Steam Data Shows Improvement in Nvidia Turing Adoption Rates
One of the situations we’ve been tracking on an ongoing basis in 2019 is the adoption rate for Nvidia’s latest GPUs. While it’s impossible to get precise figures, there are signs that Pascal’s exit from the market has improved the situation for Nvidia. Data from the Steam Hardware Survey also confirms that the situation may be improving for Nvidia, in at least in certain SKUs.
Our first data point comes from the bestselling lists at Amazon and Newegg. At Christmas and before, these lists were dominated by GTX 1080 and 1070 cards. The steady release of new cards and the retirement of old ones have changed this, and now only a relative handful of lower-end Pascal cards hold the space. The RTX and new 1660 Ti are taking over the market, as predicted.
Steam’s Hardware Survey data isn’t perfect. 10-12 percent of the GPUs it surveys are listed as “Other” in the list, which means there’s a substantial amount of baked-in inaccuracy. It’s a trailing list, which means we see the data for the month previously, and we don’t know when GPUs accrue enough market share to claim space. The cut-off looks to be ~0.15 percent, based on our data.
In the slideshow below, we’ve compared adoption rates for Turing and Pascal using the Wayback Machine to retrieve data from older versions of the Steam Hardware Survey. This month, we’ve added data for the GTX 1080 Ti, though there’s a limit to how much of this we can use. August 2017 is when the Steam Hardware Survey first began throwing odd data as a result of a massive influx of new players.

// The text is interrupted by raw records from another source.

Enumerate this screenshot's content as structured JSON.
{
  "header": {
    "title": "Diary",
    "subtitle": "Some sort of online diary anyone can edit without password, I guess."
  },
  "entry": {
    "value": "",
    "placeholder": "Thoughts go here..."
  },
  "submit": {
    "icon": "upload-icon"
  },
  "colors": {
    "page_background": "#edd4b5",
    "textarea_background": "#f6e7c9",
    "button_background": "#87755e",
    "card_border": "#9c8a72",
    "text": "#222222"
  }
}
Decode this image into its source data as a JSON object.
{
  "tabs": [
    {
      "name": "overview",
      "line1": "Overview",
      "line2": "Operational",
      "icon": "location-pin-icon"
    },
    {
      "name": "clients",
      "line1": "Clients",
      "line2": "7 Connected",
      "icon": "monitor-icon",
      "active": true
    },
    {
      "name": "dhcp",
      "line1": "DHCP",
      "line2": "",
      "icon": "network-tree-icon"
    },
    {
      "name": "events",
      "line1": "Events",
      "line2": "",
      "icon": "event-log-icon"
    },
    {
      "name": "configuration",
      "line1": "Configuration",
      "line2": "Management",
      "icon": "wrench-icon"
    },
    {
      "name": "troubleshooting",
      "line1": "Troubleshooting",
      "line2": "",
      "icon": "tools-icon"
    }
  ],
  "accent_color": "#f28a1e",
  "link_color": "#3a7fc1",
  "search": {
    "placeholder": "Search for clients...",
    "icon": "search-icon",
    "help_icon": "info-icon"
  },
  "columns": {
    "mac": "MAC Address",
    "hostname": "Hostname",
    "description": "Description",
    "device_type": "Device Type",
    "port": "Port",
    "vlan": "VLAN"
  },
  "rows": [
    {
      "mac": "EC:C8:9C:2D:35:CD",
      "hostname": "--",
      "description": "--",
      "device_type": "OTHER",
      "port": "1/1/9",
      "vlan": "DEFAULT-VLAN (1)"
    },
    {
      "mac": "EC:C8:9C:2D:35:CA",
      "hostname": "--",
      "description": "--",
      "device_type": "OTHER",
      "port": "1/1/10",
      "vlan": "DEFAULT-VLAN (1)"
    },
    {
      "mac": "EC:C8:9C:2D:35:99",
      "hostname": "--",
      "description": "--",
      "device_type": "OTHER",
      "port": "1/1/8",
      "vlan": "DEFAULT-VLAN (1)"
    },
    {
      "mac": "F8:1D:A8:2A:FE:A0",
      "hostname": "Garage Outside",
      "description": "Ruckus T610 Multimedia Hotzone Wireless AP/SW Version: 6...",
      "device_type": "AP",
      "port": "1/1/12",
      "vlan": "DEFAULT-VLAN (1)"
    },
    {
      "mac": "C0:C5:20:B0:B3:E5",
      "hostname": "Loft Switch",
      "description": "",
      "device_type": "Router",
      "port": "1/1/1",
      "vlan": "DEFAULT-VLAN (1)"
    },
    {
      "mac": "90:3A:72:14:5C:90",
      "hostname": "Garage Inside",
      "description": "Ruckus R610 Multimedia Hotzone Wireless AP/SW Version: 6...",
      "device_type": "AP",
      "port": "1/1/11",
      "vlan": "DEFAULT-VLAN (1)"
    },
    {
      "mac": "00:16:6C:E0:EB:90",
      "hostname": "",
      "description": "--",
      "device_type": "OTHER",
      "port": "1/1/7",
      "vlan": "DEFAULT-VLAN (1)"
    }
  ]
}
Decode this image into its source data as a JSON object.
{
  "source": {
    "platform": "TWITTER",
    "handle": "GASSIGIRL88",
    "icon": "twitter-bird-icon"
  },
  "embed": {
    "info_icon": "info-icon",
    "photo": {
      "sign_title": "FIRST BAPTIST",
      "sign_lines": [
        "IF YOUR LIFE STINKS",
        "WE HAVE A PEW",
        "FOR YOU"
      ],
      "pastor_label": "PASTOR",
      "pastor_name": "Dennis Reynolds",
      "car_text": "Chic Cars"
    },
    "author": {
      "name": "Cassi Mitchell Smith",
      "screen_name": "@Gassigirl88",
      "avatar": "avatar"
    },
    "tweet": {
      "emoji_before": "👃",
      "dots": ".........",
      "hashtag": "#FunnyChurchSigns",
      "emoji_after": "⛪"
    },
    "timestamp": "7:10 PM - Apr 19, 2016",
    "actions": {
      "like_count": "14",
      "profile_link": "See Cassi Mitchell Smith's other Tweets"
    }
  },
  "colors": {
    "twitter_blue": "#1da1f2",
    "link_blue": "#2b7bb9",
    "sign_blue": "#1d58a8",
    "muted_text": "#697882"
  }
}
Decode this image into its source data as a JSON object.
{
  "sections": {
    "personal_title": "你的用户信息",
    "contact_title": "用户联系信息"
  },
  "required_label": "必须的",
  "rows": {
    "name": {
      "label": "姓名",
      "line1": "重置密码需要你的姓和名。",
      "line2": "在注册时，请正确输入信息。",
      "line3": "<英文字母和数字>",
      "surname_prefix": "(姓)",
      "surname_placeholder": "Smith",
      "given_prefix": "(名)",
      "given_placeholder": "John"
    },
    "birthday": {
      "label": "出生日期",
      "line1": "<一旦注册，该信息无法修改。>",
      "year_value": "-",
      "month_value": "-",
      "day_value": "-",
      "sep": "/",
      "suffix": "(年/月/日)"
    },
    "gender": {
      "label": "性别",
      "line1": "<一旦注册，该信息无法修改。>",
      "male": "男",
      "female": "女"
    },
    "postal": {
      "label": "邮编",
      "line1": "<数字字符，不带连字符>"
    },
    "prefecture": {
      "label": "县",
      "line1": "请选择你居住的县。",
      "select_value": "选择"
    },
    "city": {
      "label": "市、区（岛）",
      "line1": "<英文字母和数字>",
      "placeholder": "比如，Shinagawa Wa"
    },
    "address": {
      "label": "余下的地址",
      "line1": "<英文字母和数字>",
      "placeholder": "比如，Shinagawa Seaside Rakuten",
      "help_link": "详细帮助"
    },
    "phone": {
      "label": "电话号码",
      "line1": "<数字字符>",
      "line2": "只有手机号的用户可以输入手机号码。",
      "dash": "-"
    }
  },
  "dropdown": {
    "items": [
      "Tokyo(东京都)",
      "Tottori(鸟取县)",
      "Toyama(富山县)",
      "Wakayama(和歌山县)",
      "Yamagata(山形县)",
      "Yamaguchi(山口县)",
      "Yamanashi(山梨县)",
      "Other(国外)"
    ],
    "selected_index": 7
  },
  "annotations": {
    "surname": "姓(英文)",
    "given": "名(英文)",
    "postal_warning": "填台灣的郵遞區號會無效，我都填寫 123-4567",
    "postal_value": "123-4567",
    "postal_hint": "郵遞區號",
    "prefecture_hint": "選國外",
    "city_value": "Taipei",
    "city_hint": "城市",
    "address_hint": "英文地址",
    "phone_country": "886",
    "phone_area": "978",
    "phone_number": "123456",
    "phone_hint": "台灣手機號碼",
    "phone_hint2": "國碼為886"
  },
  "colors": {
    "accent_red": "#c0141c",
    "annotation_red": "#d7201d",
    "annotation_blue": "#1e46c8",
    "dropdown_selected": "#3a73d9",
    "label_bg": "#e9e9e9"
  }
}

For now, it’s a non-issue, since we only have two months’ worth of sales data for the RTX 2080 Ti in the first place.
In the slideshow below, we’ve compared the relative adoption rates of the two GPU families. First, we’ve compared directly across the market: 1080 versus 2080, 1070 versus 2070, etc. We’ve also included two targeted comparisons that align to price boundaries: GTX 1080 versus RTX 2070, and GTX 1080 Ti versus RTX 2080. The RTX 2060 and GTX 1660 Ti are not included in this evaluation because those cards have not yet appeared in the Steam Hardware Survey. The number of GPUs in the “Other” category on Steam has been creeping up, however, implying they could soon be added.
The x-axis is labeled with numbers instead of months because we’re working with GPUs that launched in different time periods and can’t do a straight month-on-month comparison. The fact that Turing benefits from a Christmas sales cycle while Pascal has not (at the relevant periods contemplated in our timeline) will be ‘fixed’ in three more months. The table below the slideshow summarizes our results.
Last month, we noted that adoption rates between the RTX 2080 and RTX 2070 were nearly identical. That’s no longer the case — the RTX 2070 has pulled significantly ahead of the RTX 2080, at 0.5 percent uptake. This compares poorly against the GTX 1070, but the price-equal comparison between the GTX 1080 and the RTX 2070 is a fairer way to compare the two, in our opinion. The GTX 1080 was still decisively ahead of the RTX 2070 at the same point in its life cycle, but the gap is much smaller.
We’ve added the GTX 1080 Ti and RTX 2080 Ti as well, and a comparison between the RTX 2080 and the GTX 1080 Ti. In this case, we’ve had to omit a month from the GTX 1080 Ti — the third month of adoption data for that GPU slams into the August 2017 discontinuity in the Steam Hardware Survey data. The first two months of data show much stronger adoption rates for the 1080 Ti compared to either of the two Turing cards, though the RTX 2080 is in a stronger position.
It is not clear how to split the issues with Turing’s slow adoption against the hammering the GPU market took in the back half of 2018 in general. You can read the slow Turing sales as significantly caused by the slowdown, or argue that the slowdown has been as bad as it is in part because NV raised Turing prices, making Pascal more attractive (possibly as a means of clearing inventory).